Central pain syndrome sometimes occurs in patients who have undergone damage to the central nervous system -- like to the spinal cord -- and may develop years after that damage has occurred. Trigeminal neuralgia is severe pain on one side of the jaw or cheek caused by damage to the trigeminal nerve, and phantom pain occurs in paralyzed patients or in patients who have had a limb amputated.
Often, it's impossible to find a direct cause of chronic pain. Those who suffer from this kind of pain often ask themselves if the pain is "in their head." The Mayo Clinic says a heightened sensitivity to pain can play a part in the condition. People who suffer from chronic pain often have lower-than-normal levels of painkilling endorphins. Even if no cause is found for a person's chronic pain, the condition can and should be treated.
For milder cases of chronic pain, over-the-counter pain medications are effective. For more severe cases, opioid medications like Percocet and Vicodin are sometimes recommended. The drugs have been shown to provide effective pain relief, but a 2003 New England Journal of Medicine review article states long-term opioid use can be unsafe and even ineffective for treating chronic pain. For some, antidepressants or seizure drugs may relieve persistent pain. For others, medications to control pain may need to be injected by a doctor or administered via a medication pump. Pumps supply pain medication directly into spinal fluid.
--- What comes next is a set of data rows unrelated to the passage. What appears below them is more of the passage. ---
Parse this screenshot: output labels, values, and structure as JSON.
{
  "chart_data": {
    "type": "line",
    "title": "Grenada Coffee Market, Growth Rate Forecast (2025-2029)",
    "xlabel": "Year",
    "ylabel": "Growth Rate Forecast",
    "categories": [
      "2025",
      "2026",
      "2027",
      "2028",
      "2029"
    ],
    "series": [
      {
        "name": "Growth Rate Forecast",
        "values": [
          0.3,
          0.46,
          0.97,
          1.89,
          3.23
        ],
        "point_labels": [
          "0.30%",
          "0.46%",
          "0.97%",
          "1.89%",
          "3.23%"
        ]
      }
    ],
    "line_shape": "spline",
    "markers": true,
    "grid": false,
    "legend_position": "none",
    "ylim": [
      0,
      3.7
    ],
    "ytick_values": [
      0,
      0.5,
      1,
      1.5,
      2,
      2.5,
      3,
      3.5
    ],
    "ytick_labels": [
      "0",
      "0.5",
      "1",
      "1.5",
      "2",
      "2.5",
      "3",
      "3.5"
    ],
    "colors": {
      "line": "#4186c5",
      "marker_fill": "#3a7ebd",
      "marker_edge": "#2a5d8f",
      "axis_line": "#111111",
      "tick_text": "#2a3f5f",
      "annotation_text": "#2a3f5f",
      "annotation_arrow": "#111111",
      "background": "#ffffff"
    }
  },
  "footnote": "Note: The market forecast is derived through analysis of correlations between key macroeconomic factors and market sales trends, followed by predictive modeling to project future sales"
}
Other therapies used to treat chronic pain include transcutaneous electrical nerve stimulation (TENS), physical therapy, occupational therapy, acupuncture, hypnosis and yoga. A study published in the Annals of Internal Medicine found 12 weeks of yoga benefited adults with chronic low back pain significantly more than exercise or a self care book. Another option is multidisciplinary pain management programs (MPP), which are made by a staff trained to help a patient manage his or her pain using a variety of methods. Professionals at MPPs can include physicians, registered nurses, psychiatrists or psychologists, physical therapists and biofeedback therapists. Options for treatment can include group therapy, occupational therapy, counseling, biofeedback training, nerve blocks and relaxation training.